THE MAD MUSIC
Max was struck dumb by the shock. He had expected nothing so devastating as this. What to do he knew not, yet something he must do. If he had not loved the girl, it would have been easier. There would have been no fear then that he might think of himself and not of her. Yet she had been put under his charge by Colonel DeLisle. He was responsible for her welfare and her safety. Ought he to constitute himself her guardian and stand between her and this man? On the other hand, could he attempt playing out a farce of guardianship—he, almost a stranger, and a boy compared to Stanton, who had been, according to Sanda, informally her guardian when she was a little girl? Max stammered a few words, not knowing what he said, or whether he were speaking sense, but Stanton paid him the compliment of treating him like a reasonable man. Suddenly Max became conscious that the explorer was deliberately focussing upon him all the intense magnetism which had won adherents to the wildest schemes.
"I understand exactly what you are thinking about me," Stanton said. "You must feel I am mad or a brute to want this child to go with me across the desert, to share the fate all Europe is prophesying."
"It's glory to share it," broke in Sanda, in a voice like a harp. "Do I care what happens to me if I can be with you?"

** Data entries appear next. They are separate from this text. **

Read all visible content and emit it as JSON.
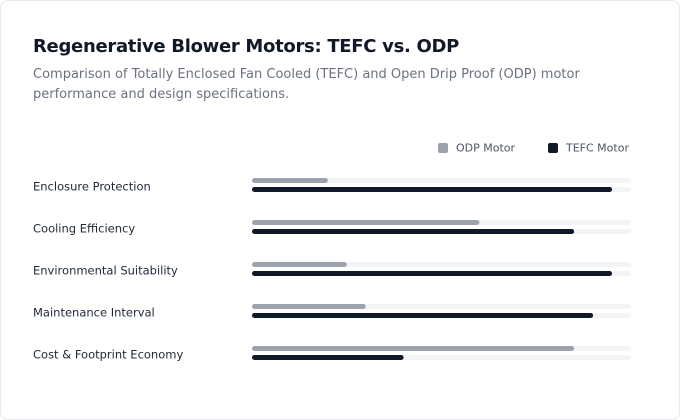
{
  "chart_data": {
    "type": "bar",
    "orientation": "horizontal",
    "title": "Regenerative Blower Motors: TEFC vs. ODP",
    "subtitle": "Comparison of Totally Enclosed Fan Cooled (TEFC) and Open Drip Proof (ODP) motor performance and design specifications.",
    "categories": [
      "Enclosure Protection",
      "Cooling Efficiency",
      "Environmental Suitability",
      "Maintenance Interval",
      "Cost & Footprint Economy"
    ],
    "series": [
      {
        "name": "ODP Motor",
        "color": "#9ca3af",
        "values": [
          20,
          60,
          25,
          30,
          85
        ]
      },
      {
        "name": "TEFC Motor",
        "color": "#111827",
        "values": [
          95,
          85,
          95,
          90,
          40
        ]
      }
    ],
    "xlim": [
      0,
      100
    ],
    "legend": "top-right"
  }
}
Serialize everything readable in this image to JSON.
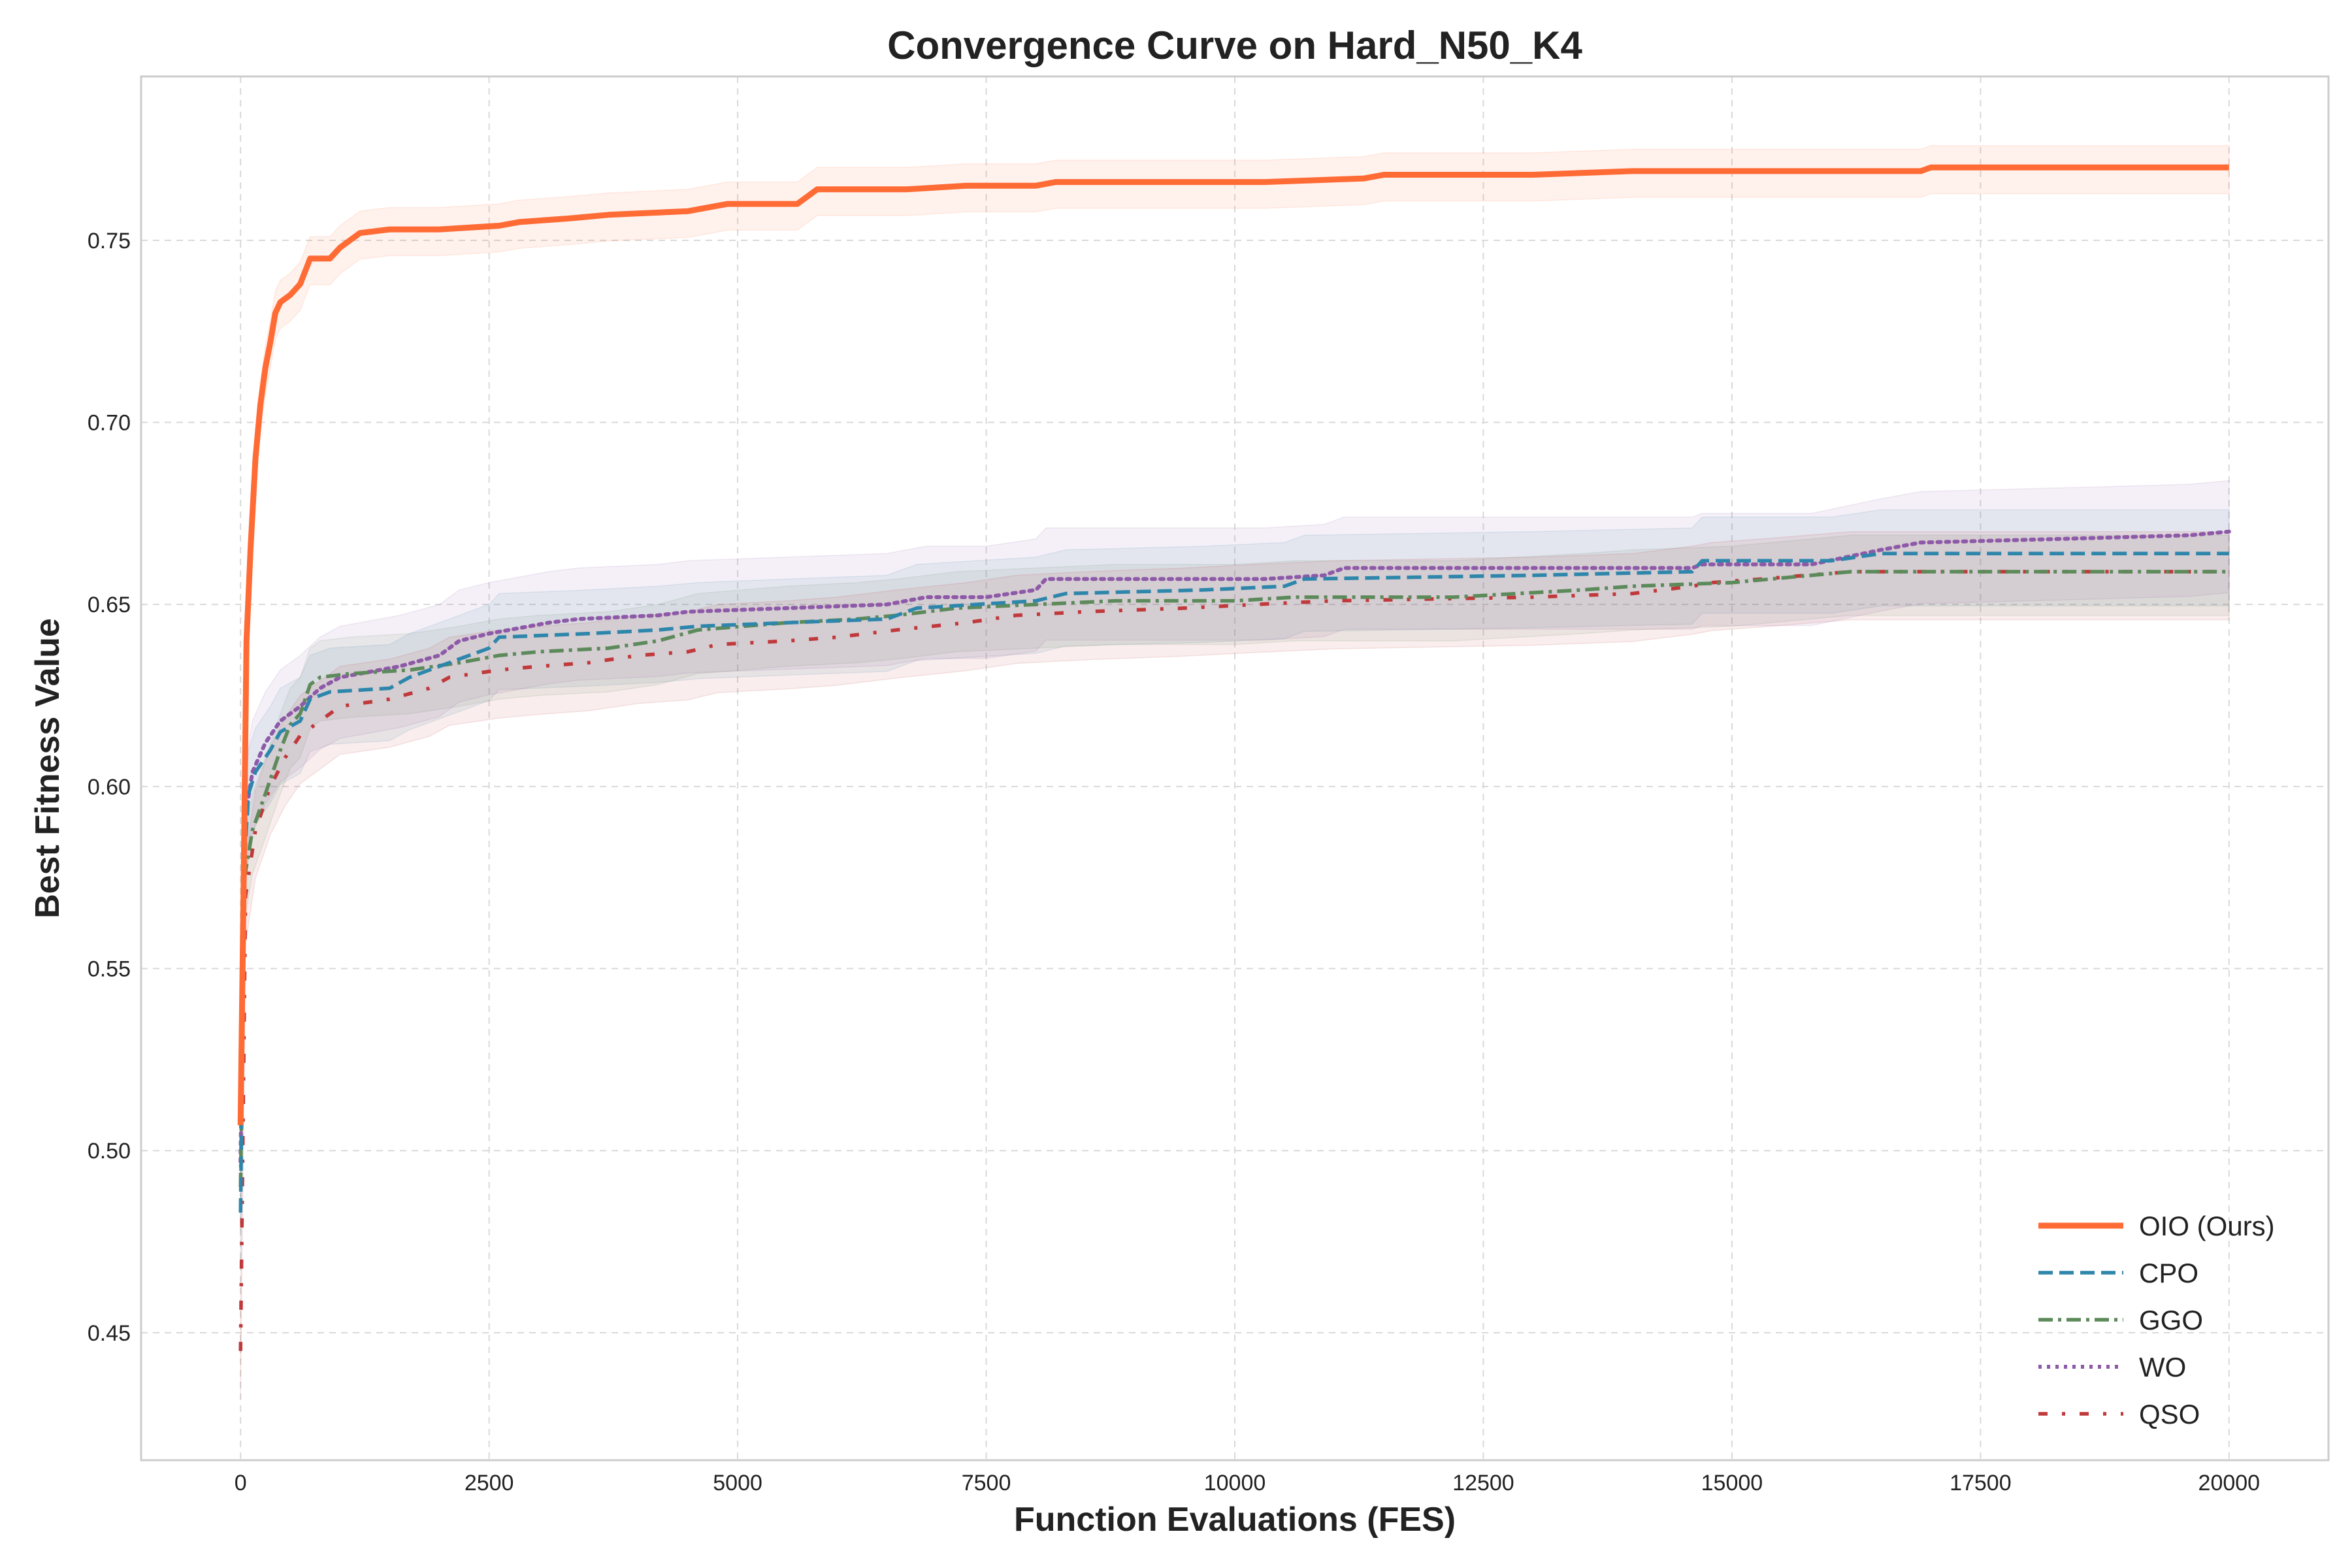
{
  "chart_data": {
    "type": "line",
    "title": "Convergence Curve on Hard_N50_K4",
    "xlabel": "Function Evaluations (FES)",
    "ylabel": "Best Fitness Value",
    "xlim": [
      -1000,
      21000
    ],
    "ylim": [
      0.415,
      0.795
    ],
    "x_ticks": [
      0,
      2500,
      5000,
      7500,
      10000,
      12500,
      15000,
      17500,
      20000
    ],
    "y_ticks": [
      0.45,
      0.5,
      0.55,
      0.6,
      0.65,
      0.7,
      0.75
    ],
    "x_tick_labels": [
      "0",
      "2500",
      "5000",
      "7500",
      "10000",
      "12500",
      "15000",
      "17500",
      "20000"
    ],
    "y_tick_labels": [
      "0.45",
      "0.50",
      "0.55",
      "0.60",
      "0.65",
      "0.70",
      "0.75"
    ],
    "grid": true,
    "legend_position": "bottom-right",
    "series": [
      {
        "name": "OIO (Ours)",
        "color": "#FF6B35",
        "style": "solid",
        "points": [
          [
            0,
            0.507
          ],
          [
            30,
            0.57
          ],
          [
            60,
            0.64
          ],
          [
            100,
            0.665
          ],
          [
            150,
            0.69
          ],
          [
            200,
            0.705
          ],
          [
            250,
            0.715
          ],
          [
            300,
            0.722
          ],
          [
            350,
            0.73
          ],
          [
            400,
            0.733
          ],
          [
            500,
            0.735
          ],
          [
            600,
            0.738
          ],
          [
            700,
            0.745
          ],
          [
            900,
            0.745
          ],
          [
            1000,
            0.748
          ],
          [
            1200,
            0.752
          ],
          [
            1500,
            0.753
          ],
          [
            2000,
            0.753
          ],
          [
            2600,
            0.754
          ],
          [
            2800,
            0.755
          ],
          [
            3300,
            0.756
          ],
          [
            3700,
            0.757
          ],
          [
            4500,
            0.758
          ],
          [
            4900,
            0.76
          ],
          [
            5600,
            0.76
          ],
          [
            5800,
            0.764
          ],
          [
            6700,
            0.764
          ],
          [
            7300,
            0.765
          ],
          [
            8000,
            0.765
          ],
          [
            8200,
            0.766
          ],
          [
            10300,
            0.766
          ],
          [
            11300,
            0.767
          ],
          [
            11500,
            0.768
          ],
          [
            13000,
            0.768
          ],
          [
            14000,
            0.769
          ],
          [
            16900,
            0.769
          ],
          [
            17000,
            0.77
          ],
          [
            20000,
            0.77
          ]
        ],
        "band": 0.006
      },
      {
        "name": "CPO",
        "color": "#2E86AB",
        "style": "dashed",
        "points": [
          [
            0,
            0.483
          ],
          [
            40,
            0.58
          ],
          [
            80,
            0.598
          ],
          [
            150,
            0.604
          ],
          [
            300,
            0.61
          ],
          [
            400,
            0.615
          ],
          [
            600,
            0.618
          ],
          [
            700,
            0.624
          ],
          [
            900,
            0.626
          ],
          [
            1500,
            0.627
          ],
          [
            1700,
            0.63
          ],
          [
            2000,
            0.633
          ],
          [
            2300,
            0.636
          ],
          [
            2500,
            0.638
          ],
          [
            2600,
            0.641
          ],
          [
            3500,
            0.642
          ],
          [
            4200,
            0.643
          ],
          [
            4600,
            0.644
          ],
          [
            5500,
            0.645
          ],
          [
            6500,
            0.646
          ],
          [
            6800,
            0.649
          ],
          [
            8000,
            0.651
          ],
          [
            8300,
            0.653
          ],
          [
            9700,
            0.654
          ],
          [
            10500,
            0.655
          ],
          [
            10700,
            0.657
          ],
          [
            13000,
            0.658
          ],
          [
            14600,
            0.659
          ],
          [
            14700,
            0.662
          ],
          [
            16000,
            0.662
          ],
          [
            16500,
            0.664
          ],
          [
            20000,
            0.664
          ]
        ],
        "band": 0.012
      },
      {
        "name": "GGO",
        "color": "#5C8A5A",
        "style": "dashdot",
        "points": [
          [
            0,
            0.49
          ],
          [
            40,
            0.575
          ],
          [
            120,
            0.588
          ],
          [
            250,
            0.598
          ],
          [
            400,
            0.61
          ],
          [
            500,
            0.617
          ],
          [
            600,
            0.62
          ],
          [
            700,
            0.628
          ],
          [
            800,
            0.63
          ],
          [
            1100,
            0.631
          ],
          [
            1700,
            0.632
          ],
          [
            2200,
            0.634
          ],
          [
            2600,
            0.636
          ],
          [
            3000,
            0.637
          ],
          [
            3700,
            0.638
          ],
          [
            4200,
            0.64
          ],
          [
            4600,
            0.643
          ],
          [
            5500,
            0.645
          ],
          [
            6200,
            0.646
          ],
          [
            6600,
            0.647
          ],
          [
            7200,
            0.649
          ],
          [
            8000,
            0.65
          ],
          [
            8800,
            0.651
          ],
          [
            10000,
            0.651
          ],
          [
            10600,
            0.652
          ],
          [
            12200,
            0.652
          ],
          [
            13500,
            0.654
          ],
          [
            14000,
            0.655
          ],
          [
            15000,
            0.656
          ],
          [
            16200,
            0.659
          ],
          [
            20000,
            0.659
          ]
        ],
        "band": 0.01
      },
      {
        "name": "WO",
        "color": "#8E5AA8",
        "style": "dotted",
        "points": [
          [
            0,
            0.497
          ],
          [
            50,
            0.592
          ],
          [
            120,
            0.604
          ],
          [
            250,
            0.612
          ],
          [
            400,
            0.618
          ],
          [
            600,
            0.622
          ],
          [
            800,
            0.627
          ],
          [
            1000,
            0.63
          ],
          [
            1600,
            0.633
          ],
          [
            2000,
            0.636
          ],
          [
            2200,
            0.64
          ],
          [
            2500,
            0.642
          ],
          [
            3100,
            0.645
          ],
          [
            3400,
            0.646
          ],
          [
            4200,
            0.647
          ],
          [
            4500,
            0.648
          ],
          [
            5500,
            0.649
          ],
          [
            6500,
            0.65
          ],
          [
            6900,
            0.652
          ],
          [
            7500,
            0.652
          ],
          [
            8000,
            0.654
          ],
          [
            8100,
            0.657
          ],
          [
            10300,
            0.657
          ],
          [
            10900,
            0.658
          ],
          [
            11100,
            0.66
          ],
          [
            14600,
            0.66
          ],
          [
            14700,
            0.661
          ],
          [
            15800,
            0.661
          ],
          [
            16500,
            0.665
          ],
          [
            16900,
            0.667
          ],
          [
            18300,
            0.668
          ],
          [
            19600,
            0.669
          ],
          [
            20000,
            0.67
          ]
        ],
        "band": 0.014
      },
      {
        "name": "QSO",
        "color": "#C0393B",
        "style": "dashdotsparse",
        "points": [
          [
            0,
            0.445
          ],
          [
            50,
            0.57
          ],
          [
            150,
            0.588
          ],
          [
            300,
            0.6
          ],
          [
            450,
            0.608
          ],
          [
            600,
            0.614
          ],
          [
            800,
            0.618
          ],
          [
            1000,
            0.622
          ],
          [
            1500,
            0.624
          ],
          [
            1900,
            0.627
          ],
          [
            2100,
            0.63
          ],
          [
            2600,
            0.632
          ],
          [
            3000,
            0.633
          ],
          [
            3500,
            0.634
          ],
          [
            4000,
            0.636
          ],
          [
            4500,
            0.637
          ],
          [
            4800,
            0.639
          ],
          [
            5500,
            0.64
          ],
          [
            6000,
            0.641
          ],
          [
            6600,
            0.643
          ],
          [
            7300,
            0.645
          ],
          [
            7800,
            0.647
          ],
          [
            8500,
            0.648
          ],
          [
            9500,
            0.649
          ],
          [
            10200,
            0.65
          ],
          [
            11000,
            0.651
          ],
          [
            13000,
            0.652
          ],
          [
            14000,
            0.653
          ],
          [
            14600,
            0.655
          ],
          [
            14800,
            0.656
          ],
          [
            15300,
            0.657
          ],
          [
            16200,
            0.659
          ],
          [
            20000,
            0.659
          ]
        ],
        "band": 0.011
      }
    ]
  }
}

Stanton laughed a delightful laugh.
"She is a child—an infatuated child! But shouldn't I be more—or less—than a man, if I could let such a stroke of luck pass by me? You see, she wants to go."
"He knows I love you, and have loved you all my life," said Sanda. "I told him in Algiers when I was so miserable, thinking that I should never see you again, and that you didn't care."
"Of course I cared," Stanton contradicted her warmly; yet there was a difference in his tone. To Max's ears, it did not ring true. "Seeing a grown-up Sanda, when I'd always kept in my mind's eye a little girl, bowled me over. I made excuses to get away in a hurry, didn't I? It was the bravest thing I ever did. I knew I wasn't a marble statue. But it was another thing keeping my head in broad daylight on the terrace of a hotel, with a lot of dressed-up creatures coming and going, from what it is here in the desert at night, with that mad music playing me away into the unknown, and a girl like Sanda flashing down like a falling star."
"The star fell into your arms, and you saved it from extinction," she finished for him, laughing a little gurgling laugh of ecstasy.
"I caught it on its way somewhere else! But how can I let it go when it wants to shine for me? How can I be expected to let it go? I ask you that, St. George!"